TV Words
Arnold M. Zwicky
zwicky at CSLI.STANFORD.EDU
Wed Dec 6 23:12:34 UTC 2006
On Dec 6, 2006, at 2:58 PM, Charlie Doyle wrote:
> And then there's the infinitely irritating Rachael Ray, whose "Food
> Channel" cooking show regularly uses such cutesy terms as
> "sammy" ('sandwich'; for all I know, however, that word may occur
> more general in some dialect that I'm glad I don't speak),
discussed here last year:
Date: Sat, 5 Feb 2005 21:42:17 -0500
Sender: American Dialect Society Mailing List
From: "Douglas G. Wilson"
Subject: Re: "sammies"; was: Becky Mercuri's book American
Sandwich
I asked a couple of younger persons whether they recognized "sammy" =
"sandwich". Initially both said "no" but on second thought one said
that he
had seen "raspberry sammy" (some kind of cookie or so) at Bruegger's
Bagels
and supposed this "sammy" stood for "sandwich". Maybe he's right. I
remembered then that I had seen that item also, and that I had had some
momentary curiosity as to what its name could mean: my two idle
transient
notions had been [1] "samosa" (IIRC the sammy was a little triangular
thing) and [2] the given name "Sammy", and the possibility of "sandwich"
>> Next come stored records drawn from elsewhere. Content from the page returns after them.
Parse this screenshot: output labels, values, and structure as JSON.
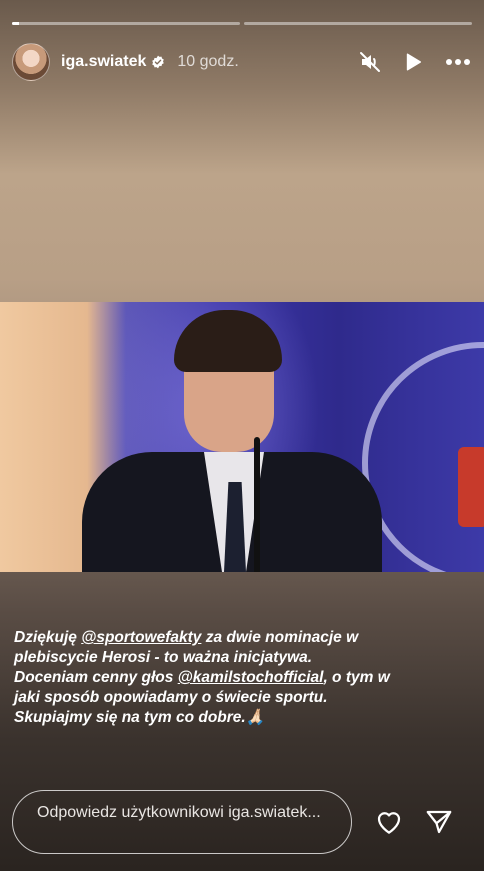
{
  "progress": {
    "segments": 2,
    "current_fill": 0.03
  },
  "header": {
    "username": "iga.swiatek",
    "time": "10 godz.",
    "icons": [
      "verified-badge-icon",
      "muted-speaker-icon",
      "play-icon",
      "more-icon"
    ]
  },
  "caption": {
    "line1_pre": "Dziękuję ",
    "line1_mention": "@sportowefakty",
    "line1_post": " za dwie nominacje w",
    "line2": "plebiscycie Herosi  - to ważna inicjatywa.",
    "line3_pre": "Doceniam cenny głos ",
    "line3_mention": "@kamilstochofficial",
    "line3_post": ", o tym w",
    "line4": "jaki sposób opowiadamy o świecie sportu.",
    "line5": "Skupiajmy się na tym co dobre.",
    "emoji": "🙏🏻"
  },
  "reply": {
    "placeholder": "Odpowiedz użytkownikowi iga.swiatek..."
  },
  "actions": {
    "icons": [
      "heart-icon",
      "send-icon"
    ]
  }
}
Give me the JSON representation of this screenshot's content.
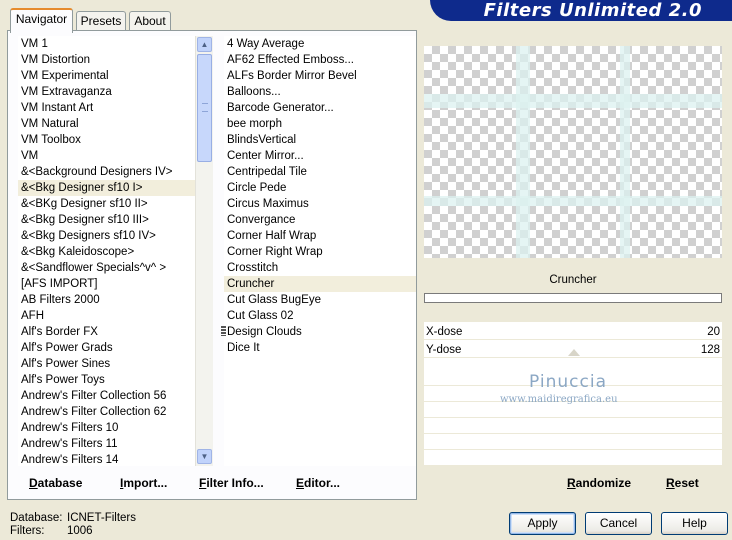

had not entered my so-called mind.
-- Doug Wilson
i recall it as a precious briticism, but it may be spreading.
> "EVOO" (pronounced initialistically; 'extra virgin olive oil'),
> "zush" (/zUS/; 'quick swirl or shake of a mixture in a pan'--or
> something like that)
"zhoozh" and various other spellings (and pronunciations), from
fashion slang. spread wide by Queer Eye for the Straight Guy.